Data Backup and Recovery

Snap Creator and Oracle RAC support

LEIGHTONN
13,976 Views

Hi,

I've been trying to clone our 11.2 Oracle RAC databases on AIX 6.1 using Snap Creator 4.0p1d2 without success. The database uses ASM for database storage with each disk group using a separate volume. Example diskgroup layout:

DG_DATA - datafiles

DG_ORL - online redo

DG_FLASH - controlfiles

DG-ARCH - archived redo logs

A config was created for the data disk group which in turn calls another config for the archivelog disk group. Once snapshot copy is complete and volumes have been Snap mirrored to a remote server I then mount the ASM diskgroups and recover the database. However, the recovery process always fails. Here's an output of recovery operation after issuing the command RECOVER DATABASE USING BACKUP CONTROLFILE UNTIL CANCEL:

SQL> ORA-00279: change 7725379529097 generated at 12/18/2013 16:47:10 needed for
thread 1
ORA-00289: suggestion :
+DG_ARCH_CLRMR/clrprd/archivelog/2013_12_18/thread_1_seq_21913.1570.834511647
ORA-00280: change 7725379529097 for thread 1 is in sequence #21913


Specify log: {<RET>=suggested | filename | AUTO | CANCEL}
ORA-00279: change 7725379529097 generated at 12/18/2013 07:04:46 needed for
thread 2
ORA-00289: suggestion :
+DG_ARCH_CLRMR/clrprd/archivelog/2013_12_18/thread_2_seq_20670.1938.834481725
ORA-00280: change 7725379529097 for thread 2 is in sequence #20670


Specify log: {<RET>=suggested | filename | AUTO | CANCEL}
ORA-00328: archived log ends at change 7725368217050, need later change
7725379529097
ORA-00334: archived log:
'+DG_ARCH_CLRMR/clrprd/archivelog/2013_12_18/thread_2_seq_20670.1938.834481725'


ORA-01547: warning: RECOVER succeeded but OPEN RESETLOGS would get error below
ORA-01195: online backup of file 1 needs more recovery to be consistent

I've successfully used the same process for a single instance database. Is Oracle RAC supported for use with Snap Creator with the Oracle plug-in?

Thanks,

Leighton

22 REPLIES 22

sivar
13,410 Views

Hello Leighton,

I see only 2 volumes in the config file. (asmdata_prod from filer14a and filer14b)

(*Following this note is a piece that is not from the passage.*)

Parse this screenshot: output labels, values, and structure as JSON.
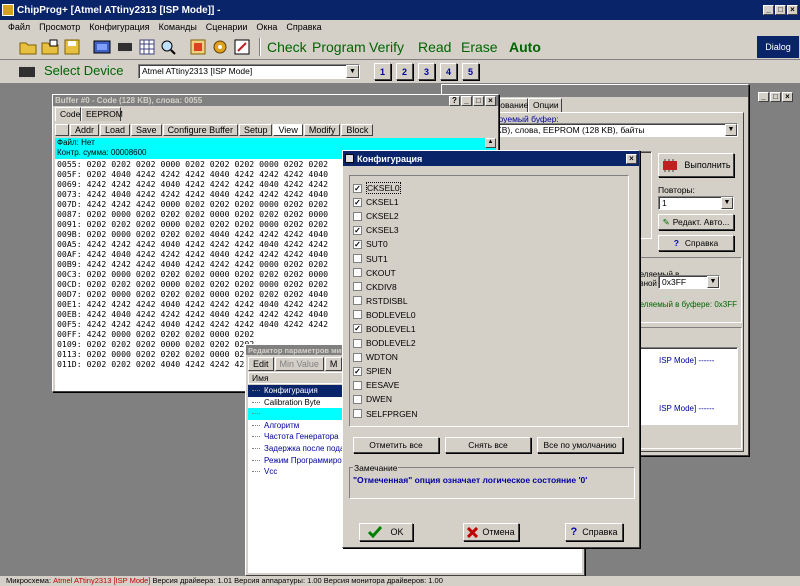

Where are your other volumes?

Also, once you add all the volumes, you may add this option.

META_DATA_VOLUME=filer:archivevol

example:

META_DATA_VOLUME=FILER14A:volfaix002_asmarchive_prod

Thanks,
Siva Ramanathan

LEIGHTONN
13,410 Views

Hi Siva,

I'm cloning the database using different disk group names (because same disk groups already exist on the target server) so I don't need the diskgroups with the control files and online redo logs since they're being recreated.

This is the procedure I use:

1. Put database in hot backup mode
2.      Take snapshot copy of datafiles
3.      Take database out of hot backup mode
4.      Spool controlfile to trace.
5.      Switch archivelogs
6.      Take snapshot of archivelogs
7.      Mirror all snapshot volumes to remote server
8.      Mount snapshot copies on remote server
9.      Rename and mount ASM diskgroup
10.  Mount and recreate controlfile from trace
11.  Recover database using backup controlfile until cancel
12.  Open database resetlogs
13.  Shutdown and mount database
14.  Rename with NID
15.  Open database resetlogs


The NetApp Snap Creator software has a plug-in for Oracle that takes care of steps 1-8. The remaining steps are done using scripts.
All steps up to 10 complete successfully. Step 11 is where it’s failing during the recovery.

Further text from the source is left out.